The advertising technology sector has taken a bit of a beating over the last several years, but Centerfield’s recent funding and acquisition announcement could preview a rejuvenated deals market for firms that hawk online ad solutions.
The El Segundo company announced last month that it received $156 million in financing from a group of backers led by Miami’s H.I.G. Capital. A portion of that money was spent on acquiring Qology Direct, part of a strategy to supplement Centerfield’s programmatic ad-buying platform with a beefed-up back-end team to close consumer sales on behalf of brands.

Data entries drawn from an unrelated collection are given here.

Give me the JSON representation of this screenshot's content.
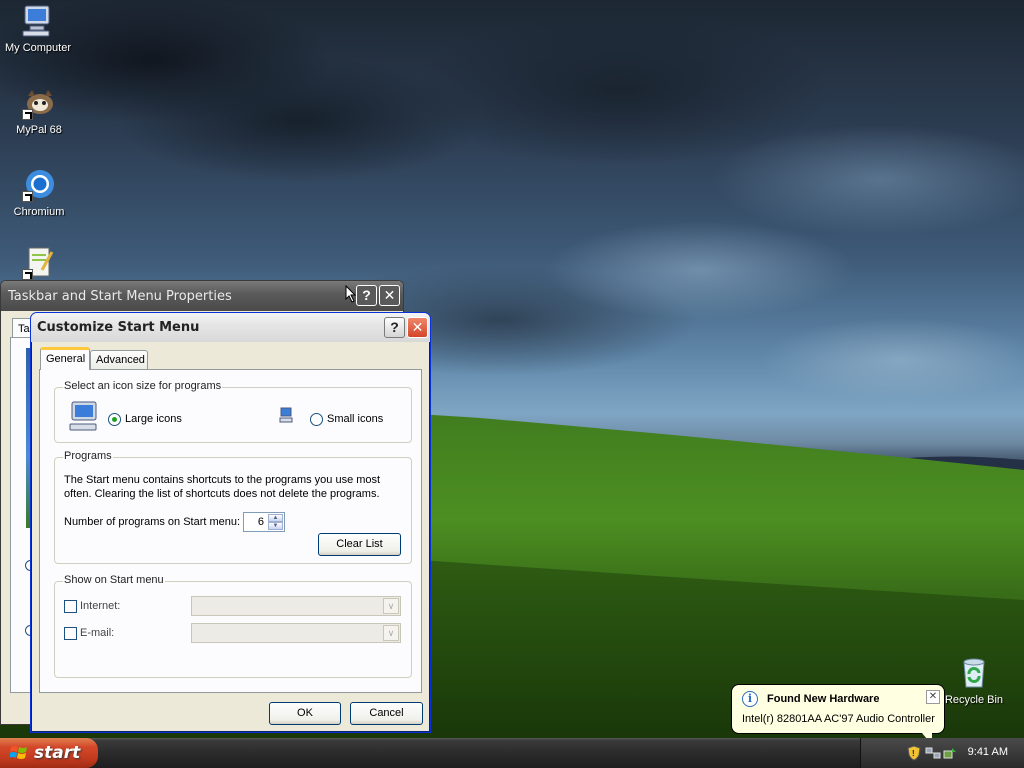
{
  "desktop": {
    "icons": [
      {
        "label": "My Computer",
        "icon": "computer-icon"
      },
      {
        "label": "MyPal 68",
        "icon": "mypal-browser-icon"
      },
      {
        "label": "Chromium",
        "icon": "chromium-icon"
      },
      {
        "label": "",
        "icon": "notepad-plus-plus-icon"
      },
      {
        "label": "Recycle Bin",
        "icon": "recycle-bin-icon"
      }
    ]
  },
  "taskbar_props": {
    "title": "Taskbar and Start Menu Properties",
    "tab_partial": "Ta"
  },
  "customize": {
    "title": "Customize Start Menu",
    "tabs": {
      "general": "General",
      "advanced": "Advanced"
    },
    "icon_size": {
      "group": "Select an icon size for programs",
      "large": "Large icons",
      "small": "Small icons",
      "selected": "large"
    },
    "programs": {
      "group": "Programs",
      "description": "The Start menu contains shortcuts to the programs you use most often. Clearing the list of shortcuts does not delete the programs.",
      "count_label": "Number of programs on Start menu:",
      "count_value": "6",
      "clear_button": "Clear List"
    },
    "show": {
      "group": "Show on Start menu",
      "internet": "Internet:",
      "email": "E-mail:"
    },
    "ok": "OK",
    "cancel": "Cancel"
  },
  "balloon": {
    "title": "Found New Hardware",
    "message": "Intel(r) 82801AA AC'97 Audio Controller"
  },
  "taskbar": {
    "start": "start",
    "clock": "9:41 AM"
  }
}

The company operates in the performance marketing space. Marketers buy ads on its real-time bidding platform and Centerfield tracks impressions of the ads it places. The firm’s sales team then follows up with individual consumers to try and finalize sales.
“Brands and ad agencies are already using all the services that we provide, they just don’t have one company who can do it all,” said Brett Cravatt, Centerfield’s co-founder and co-president.
Cravatt did not disclose transaction details, though he said the firm has been profitable since it was founded in 2011 and had several hundred million dollars a year in revenue. The company reported 2015 revenue of $74 million to Inc. Magazine. In October 2015, Centerfield reported to the Business Journal that H.I.G. held a 60 percent stake in the company.
The funding stands out in an industry characterized in recent years by declining valuations in the face of stiff competition from major players. The harsh climate has scared away investors.
“The ad tech world has been pretty quiet for a while as far as major deals go,” said Brandon Quartararo, senior vice president of Brentwood’s Intrepid Investment Bankers. “Facebook, Google, and Yahoo control something like 90 percent of the online ad budget, so the rest are fighting for that 10 percent of the pie. They have to scale in order to compete and companies have been struggling to do that.”
Those struggling include some high-profile L.A. companies, including Playa Vista’s Rubicon Project Inc., which went public in 2014 and has had difficulty finding traction in a crowded space. Its share price has tumbled from more than $20 in April of last year to about $8 on Feb. 8 – a decline of 60 percent – sparking rumors of a potential sale.
Part of the issue for Rubicon and others has been shifting client demands, according to Muizz Kheraj, a managing director at West L.A.’s FocalPoint Partners and head of its technology practice.
The biggest change, said Kheraj, is that brands are no longer satisfied by cost-per-thousand and impression-based online marketing – metrics that measure the number of times consumers view an ad and set payment rates accordingly.
“Brands have gotten smarter,” said Kheraj. “Now they’re asking for outcome-related deals instead of activity-related ones. Cost per acquisition is the new standard. (Ad tech firms) only get paid if the consumer actually buys something.”
Consolidation has been one of the more popular ways for companies to deal with this new ad tech ecosystem. Businesses have acquired competitors to shore up weak spots and create holistic platforms that handle everything from algorithmic ad buys to direct consumer sales. Quartararo said Fort Mill, S.C.’s Red Ventures has positioned itself as a market leader partly through aggressive M&A moves and others are following its example.
“A lot of investors and groups are trying to cobble together the pieces to compete with Red Ventures,” Quartararo said. “They’ve shown there’s a market for this type of model.”
Centerfield’s play for Qology is an attempt to tap this market demand, according to Cravatt. While many ad tech players offer solutions for specific segments of the online marketing process, he wants to give clients a one-stop ad tech shop, so to speak.
“It’s not necessarily a new model,” he said, “it’s just been a potpourri of companies doing the work.”
The Qology purchase could provide a tremendous boost to Centerfield’s back-end consumer sales capabilities. The Miami firm’s more than 1,200 employees, most of whom occupy a sales role, will push Centerfield’s head count beyond 1,500.
The funding round, which included Falcon Investment Advisors, East West Bank, and Prospect Capital, is the second for H.I.G., which led a $100 million investment round in Centerfield in September 2013. This is the first investment from East West and Prospect in the business. The valuation of Centerfield and the stake taken by the H.I.G. group was not disclosed.
Cravatt said H.I.G. identified Qology as an acquisition target for Centerfield while working on the funding deal and put the acquisition together. Negotiations between the parties began in May, with Houlihan Lokey acting as advisers for Qology.
He acknowledged that more deals could be in the cards for Centerfield, keeping with the industry trend.
“We’re always going to be opportunistic and look for bolt-ons that will help our business,” he said. “Our goal has always been to disrupt the agency model for brands. We’ve won a lot of business doing that already, but we want to further disrupt the industry.”